Question

$f\left(x\right)=\{\begin{array}{ccc}a{\tan }^{-1}\frac{1}{x-4}& ,& if0\le x<4\\ \frac{\pi }{2}& ,& ifx=4\\ b{\tan }^{-1}\frac{2}{x-4}& ,& if4<x\le 8\\ {\sin }^{-1}(7-x)+\frac{a\pi }{4}& ,& if6\le x\le 8\end{array}$ determine the values of $a$ and $b$ if $f\left(x\right)$ is continuous in the interval $[0,8]$.

Answer 1

Since $f\left(x\right)$ is continuous in the whole interval $[0,8]$ then it is continuous at $x=4$ also.

Then,

$\underset{x\to 4-}{lim}f\left(x\right)$ $=$$\underset{x\to 4+}{lim}f\left(x\right)$ $=f\left(4\right)$.

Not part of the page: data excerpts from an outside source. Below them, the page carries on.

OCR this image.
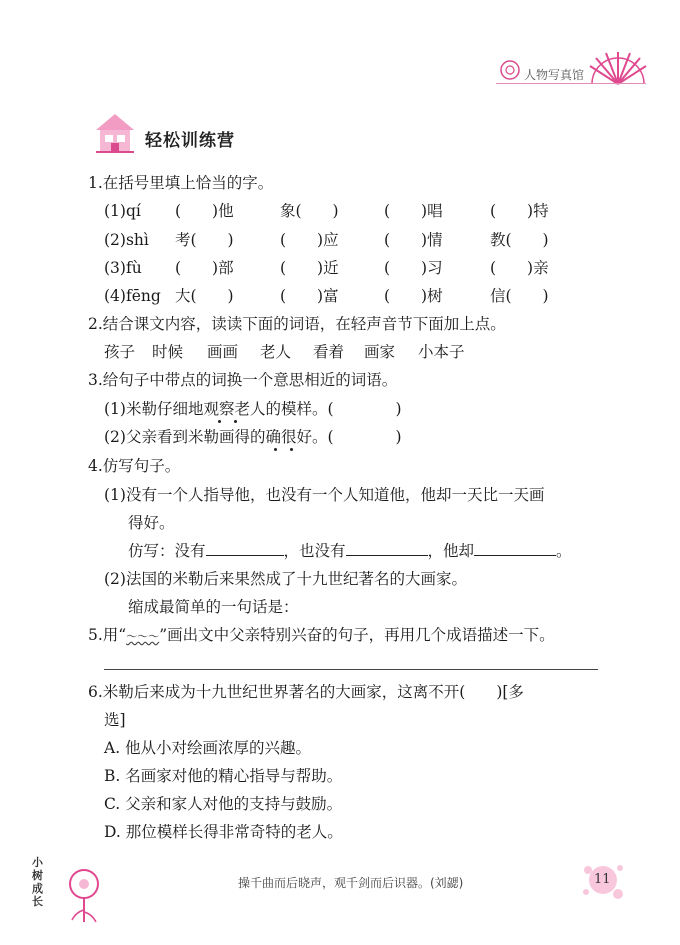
人物写真馆
轻松训练营
1.在括号里填上恰当的字。
(1)qí (　　)他	象(　　)	(　　)唱	(　　)特
(2)shì 考(　　)	(　　)应	(　　)情	教(　　)
(3)fù (　　)部	(　　)近	(　　)习	(　　)亲
(4)fēng 大(　　)	(　　)富	(　　)树	信(　　)
2.结合课文内容，读读下面的词语，在轻声音节下面加上点。
孩子 时候 画画 老人 看着 画家 小本子
3.给句子中带点的词换一个意思相近的词语。
(1)米勒仔细地观察老人的模样。(　　　　)
(2)父亲看到米勒画得的确很好。(　　　　)
4.仿写句子。
(1)没有一个人指导他，也没有一个人知道他，他却一天比一天画
得好。
仿写：没有	，也没有	，他却	。
(2)法国的米勒后来果然成了十九世纪著名的大画家。
缩成最简单的一句话是：
5.用“～～～”画出文中父亲特别兴奋的句子，再用几个成语描述一下。
6.米勒后来成为十九世纪世界著名的大画家，这离不开(　　)[多
选]
A. 他从小对绘画浓厚的兴趣。
B. 名画家对他的精心指导与帮助。
C. 父亲和家人对他的支持与鼓励。
D. 那位模样长得非常奇特的老人。
小树成长
操千曲而后晓声，观千剑而后识器。(刘勰)	11
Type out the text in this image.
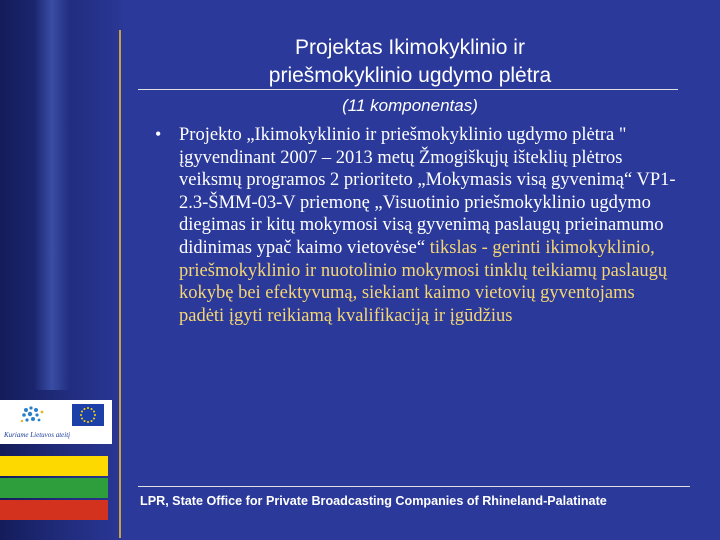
Kuriame Lietuvos ateitį
Projektas Ikimokyklinio ir
priešmokyklinio ugdymo plėtra
(11 komponentas)
• Projekto „Ikimokyklinio ir priešmokyklinio ugdymo plėtra " įgyvendinant 2007 – 2013 metų Žmogiškųjų išteklių plėtros veiksmų programos 2 prioriteto „Mokymasis visą gyvenimą“ VP1-2.3-ŠMM-03-V priemonę „Visuotinio priešmokyklinio ugdymo diegimas ir kitų mokymosi visą gyvenimą paslaugų prieinamumo didinimas ypač kaimo vietovėse“ tikslas - gerinti ikimokyklinio, priešmokyklinio ir nuotolinio mokymosi tinklų teikiamų paslaugų kokybę bei efektyvumą, siekiant kaimo vietovių gyventojams padėti įgyti reikiamą kvalifikaciją ir įgūdžius
LPR, State Office for Private Broadcasting Companies of Rhineland-Palatinate
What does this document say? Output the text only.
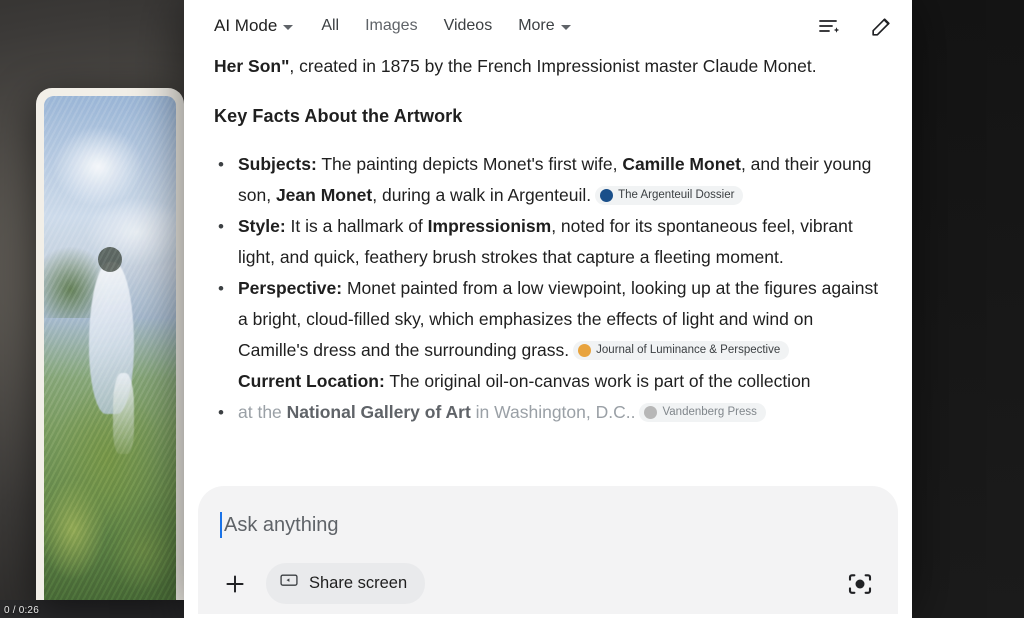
0 / 0:26
AI Mode	All Images Videos More

Her Son", created in 1875 by the French Impressionist master Claude Monet.

Key Facts About the Artwork
• Subjects: The painting depicts Monet's first wife, Camille Monet, and their young son, Jean Monet, during a walk in Argenteuil. The Argenteuil Dossier
• Style: It is a hallmark of Impressionism, noted for its spontaneous feel, vibrant light, and quick, feathery brush strokes that capture a fleeting moment.
• Perspective: Monet painted from a low viewpoint, looking up at the figures against a bright, cloud-filled sky, which emphasizes the effects of light and wind on Camille's dress and the surrounding grass. Journal of Luminance & Perspective

Current Location: The original oil-on-canvas work is part of the collection
• at the National Gallery of Art in Washington, D.C.. Vandenberg Press
Ask anything
Share screen
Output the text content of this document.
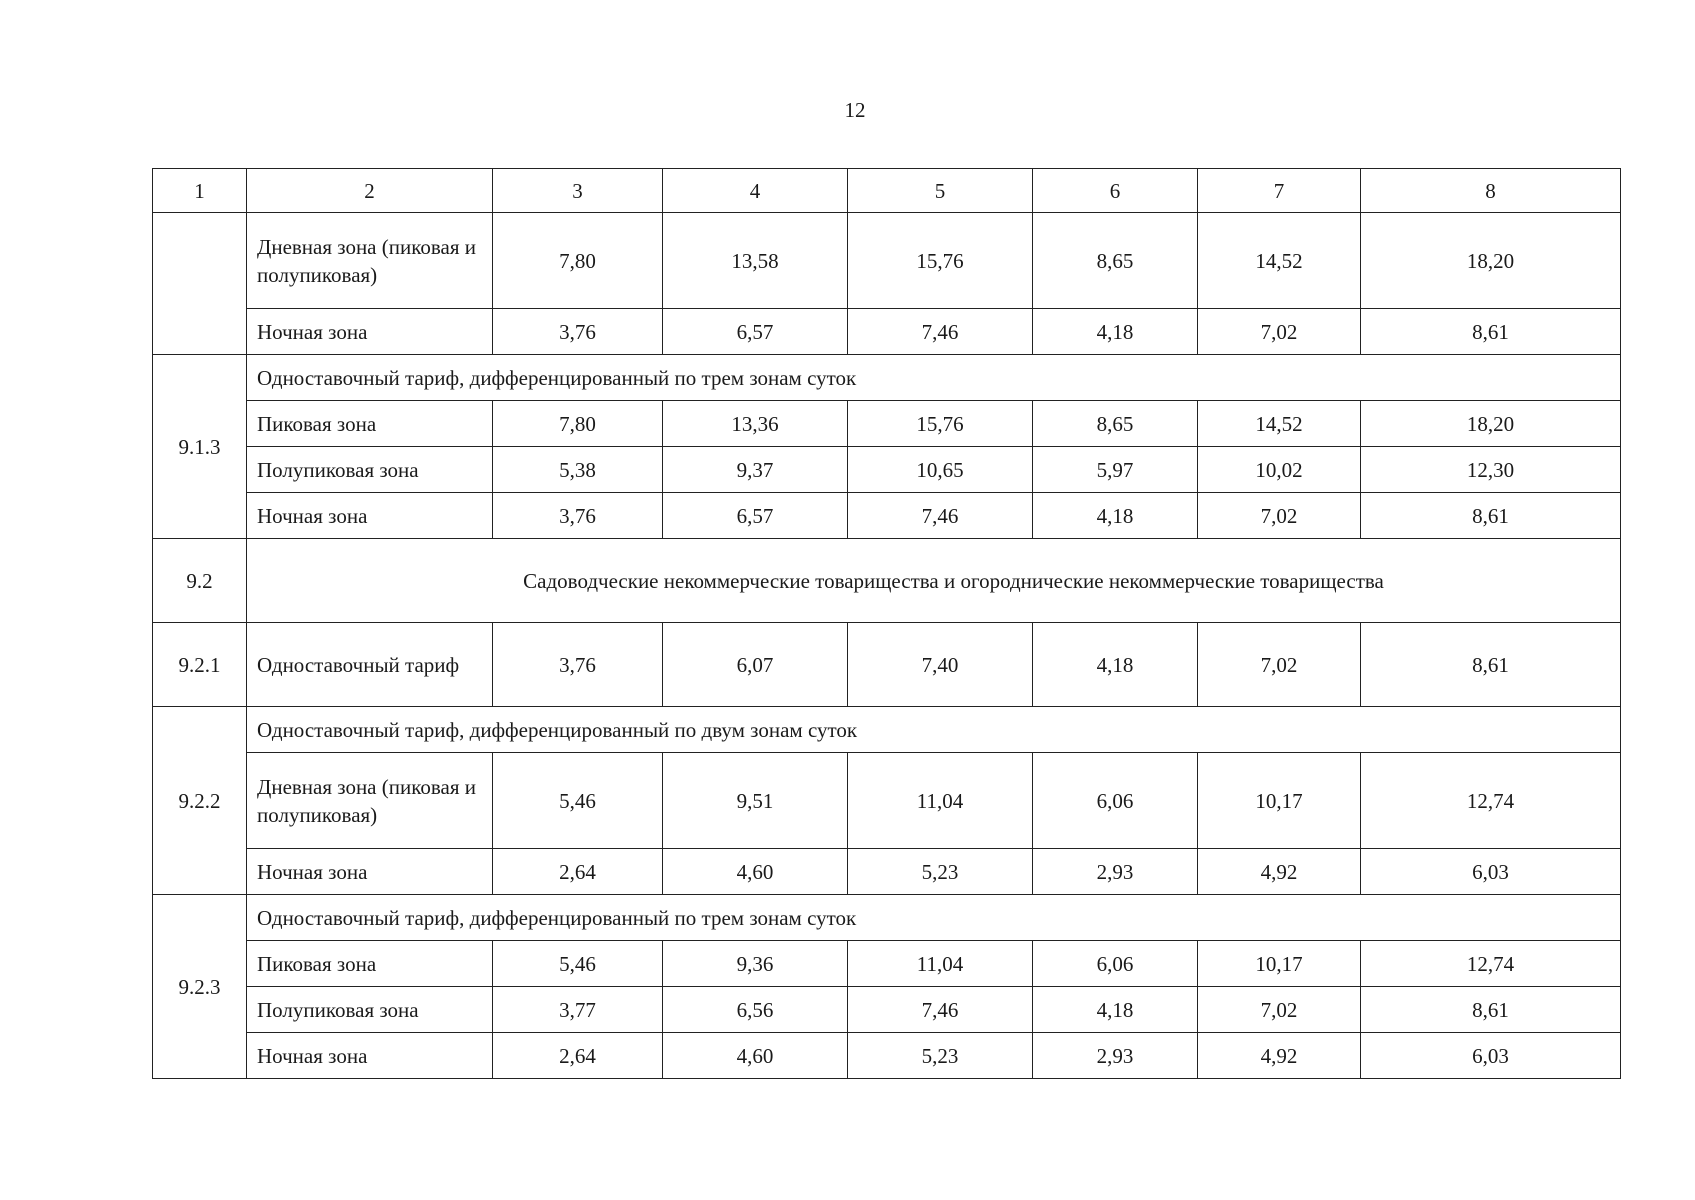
12
1	2	3	4	5	6	7	8
	Дневная зона (пиковая и полупиковая)	7,80	13,58	15,76	8,65	14,52	18,20
	Ночная зона	3,76	6,57	7,46	4,18	7,02	8,61
9.1.3	Одноставочный тариф, дифференцированный по трем зонам суток						
	Пиковая зона	7,80	13,36	15,76	8,65	14,52	18,20
	Полупиковая зона	5,38	9,37	10,65	5,97	10,02	12,30
	Ночная зона	3,76	6,57	7,46	4,18	7,02	8,61
9.2	Садоводческие некоммерческие товарищества и огороднические некоммерческие товарищества						
9.2.1	Одноставочный тариф	3,76	6,07	7,40	4,18	7,02	8,61
9.2.2	Одноставочный тариф, дифференцированный по двум зонам суток						
	Дневная зона (пиковая и полупиковая)	5,46	9,51	11,04	6,06	10,17	12,74
	Ночная зона	2,64	4,60	5,23	2,93	4,92	6,03
9.2.3	Одноставочный тариф, дифференцированный по трем зонам суток						
	Пиковая зона	5,46	9,36	11,04	6,06	10,17	12,74
	Полупиковая зона	3,77	6,56	7,46	4,18	7,02	8,61
	Ночная зона	2,64	4,60	5,23	2,93	4,92	6,03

or, $a.\frac{-\pi }{2}=\frac{\pi }{2}=b\frac{\pi }{2}$ [ As $\underset{x\to 4+}{lim}{\tan }^{-1}\frac{1}{x-4}=\frac{\pi }{2}$ and $\underset{x\to 4-}{lim}{\tan }^{-1}\frac{1}{x-4}=-\frac{\pi }{2}]$

or, $a=-1$ and $b=1$.